Григорий Балог все продолжал опасаться, как бы мы его не выдали начальству, а под конец сам выдал всех нас.
Положение австро-венгерской армии становилось день ото дня тяжелее, да и немцы стали отступать из Франции.
— Болгары по горло сыты войной, они уже сложили оружие, — сообщил нам как-то Гюлай, всегда первым узнававший всякие новости.
— Ну, стало быть, шабаш! — воскликнул Шмидт. — Завтра начинаю укладывать свои пожитки…
Вечером занятия шли куда оживленнее, чем обычно. Фельдфебель отправлялся выпить, часовой же сидел вместе с нами и слушал. Офицеры шумно пировали в офицерском собрании.
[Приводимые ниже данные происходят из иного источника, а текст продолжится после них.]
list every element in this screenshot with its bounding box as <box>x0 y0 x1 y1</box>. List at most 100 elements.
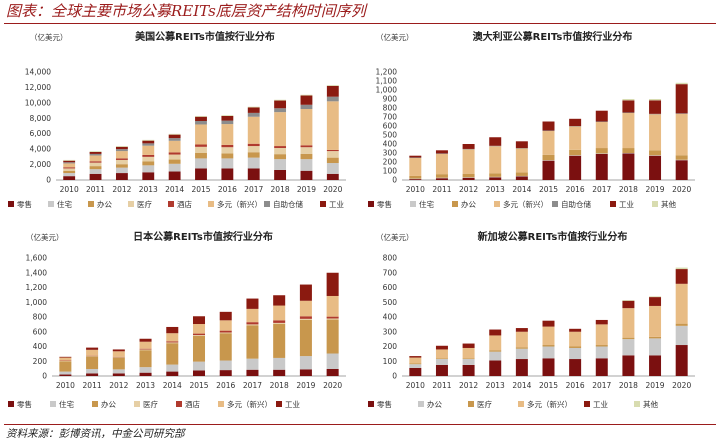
bar-segment <box>273 322 286 325</box>
x-tick-label: 2010 <box>406 381 425 390</box>
y-tick-label: 0 <box>42 372 47 381</box>
bar-segment <box>595 153 608 180</box>
bar-segment <box>595 324 608 346</box>
legend-swatch <box>552 201 558 207</box>
y-tick-label: 800 <box>383 254 398 263</box>
bar-segment <box>569 346 582 348</box>
chart-singapore-reits: 新加坡公募REITs市值按行业分布 （亿美元） 0 100 200 300 400 500 60… <box>368 230 695 409</box>
legend-swatch <box>176 401 182 407</box>
x-tick-label: 2015 <box>189 381 208 390</box>
bar-segment <box>542 320 555 327</box>
footer-divider <box>4 424 716 425</box>
source-note: 资料来源：彭博资讯，中金公司研究部 <box>6 428 185 440</box>
bar-segment <box>622 112 635 149</box>
bar-segment <box>112 369 125 374</box>
bar-segment <box>221 158 234 169</box>
bar-segment <box>139 367 152 373</box>
x-tick-label: 2011 <box>83 381 102 390</box>
bar-segment <box>299 369 312 376</box>
bar-segment <box>326 149 339 152</box>
bar-segment <box>168 159 181 164</box>
x-tick-label: 2014 <box>165 185 184 194</box>
bar-segment <box>192 333 206 336</box>
bar-segment <box>221 124 234 145</box>
y-tick-label: 600 <box>383 122 398 131</box>
y-tick-label: 300 <box>383 327 398 336</box>
bar-segment <box>59 361 72 372</box>
bar-segment <box>326 295 339 317</box>
bar-segment <box>168 152 181 155</box>
bar-segment <box>649 296 662 298</box>
x-tick-label: 2020 <box>672 185 691 194</box>
bar-segment <box>675 84 688 114</box>
bar-segment <box>435 174 448 178</box>
x-tick-label: 2018 <box>270 381 289 390</box>
bar-segment <box>300 153 313 160</box>
bar-segment <box>595 319 608 325</box>
bar-segment <box>246 325 259 359</box>
bar-segment <box>142 156 155 162</box>
bar-segment <box>542 346 555 359</box>
y-tick-label: 200 <box>33 357 48 366</box>
legend-swatch <box>134 401 140 407</box>
bar-segment <box>515 176 528 180</box>
bar-segment <box>247 116 260 144</box>
bar-segment <box>142 140 155 144</box>
legend-label: 住宅 <box>419 199 434 209</box>
bar-segment <box>595 358 608 376</box>
bar-segment <box>542 160 555 180</box>
bar-segment <box>221 147 234 154</box>
bar-segment <box>142 165 155 173</box>
bar-segment <box>273 357 286 370</box>
legend-swatch <box>494 201 500 207</box>
bar-segment <box>86 347 99 350</box>
bar-segment <box>166 364 179 372</box>
bar-segment <box>168 154 181 160</box>
legend-label: 住宅 <box>57 199 72 209</box>
bar-segment <box>221 153 234 159</box>
bar-segment <box>142 145 155 155</box>
y-tick-label: 700 <box>383 113 398 122</box>
bar-segment <box>300 94 313 96</box>
bar-segment <box>649 100 662 114</box>
bar-segment <box>326 316 339 319</box>
bar-segment <box>89 162 102 167</box>
bar-segment <box>195 146 207 153</box>
bar-segment <box>221 115 234 116</box>
bar-segment <box>300 109 313 146</box>
y-tick-label: 10,000 <box>25 98 51 107</box>
bar-segment <box>299 300 312 317</box>
y-tick-label: 0 <box>46 176 51 185</box>
bar-segment <box>274 147 287 155</box>
bar-segment <box>675 325 688 346</box>
bar-segment <box>142 139 155 141</box>
legend-label: 工业 <box>619 199 634 209</box>
bar-segment <box>166 343 179 365</box>
bar-segment <box>649 305 662 337</box>
x-tick-label: 2012 <box>459 381 478 390</box>
x-tick-label: 2019 <box>645 185 664 194</box>
bar-segment <box>168 140 181 153</box>
bar-segment <box>326 85 339 86</box>
bar-segment <box>435 178 448 180</box>
bar-segment <box>569 155 582 180</box>
legend-swatch <box>208 201 214 207</box>
bar-segment <box>622 355 635 376</box>
bar-segment <box>300 104 313 110</box>
bar-segment <box>299 284 312 301</box>
legend-label: 工业 <box>285 399 300 409</box>
legend-label: 零售 <box>377 199 392 209</box>
bar-segment <box>675 283 688 324</box>
bar-segment <box>247 152 260 158</box>
bar-segment <box>326 368 339 376</box>
bar-segment <box>219 330 232 333</box>
bar-segment <box>300 95 313 105</box>
bar-segment <box>409 367 422 376</box>
legend-label: 医疗 <box>137 199 152 209</box>
bar-segment <box>142 143 155 146</box>
bar-segment <box>595 346 608 359</box>
bar-segment <box>195 153 207 159</box>
bar-segment <box>649 99 662 101</box>
bar-segment <box>299 318 312 320</box>
bar-segment <box>569 149 582 156</box>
Мы могли быть спокойны — никто нам, повидимому, не собирался мешать.
Шмидт был особенно в ударе, рассказывал нам всякие эпизоды из военной жизни и из русской революции. В этот день он не говорил, как обычно, о пролетариате, о крестьянстве и буржуазии, а рассказывал о металлисте Семене Ивановиче, который при взятии Кремля у белых юнкеров, несмотря на полученные четыре раны, продолжал все же сражаться; о батраке Григории Степановиче, который кинул через окно ручную гранату в сидевших в комнате офицеров; о Сергее Ивановиче, который…
Тут внезапно дверь распахнулась, и к нам в помещение ворвался прапорщик в сопровождении восьми жандармов.
— А-а, сволочи! — заорал прапорщик и кулаком ударил Шмидта по лицу. Очки разлетелись вдребезги, и лицо Шмидта окрасилось кровью.
Этой же ночью полковник, начальник лагеря, учинил нам всем строжайший допрос. Григорий Балог сослужил нам хорошую службу. То, что он не успел рассказать раньше, он дополнил теперь. При этом он немилосердно врал.
— Унтер-офицер Шмидт, — показывал он, — говорил, что собирается кинуть ручную гранату в офицерское собрание…
На следующее утро всех нас, восемнадцать человек, отправили в Будапешт.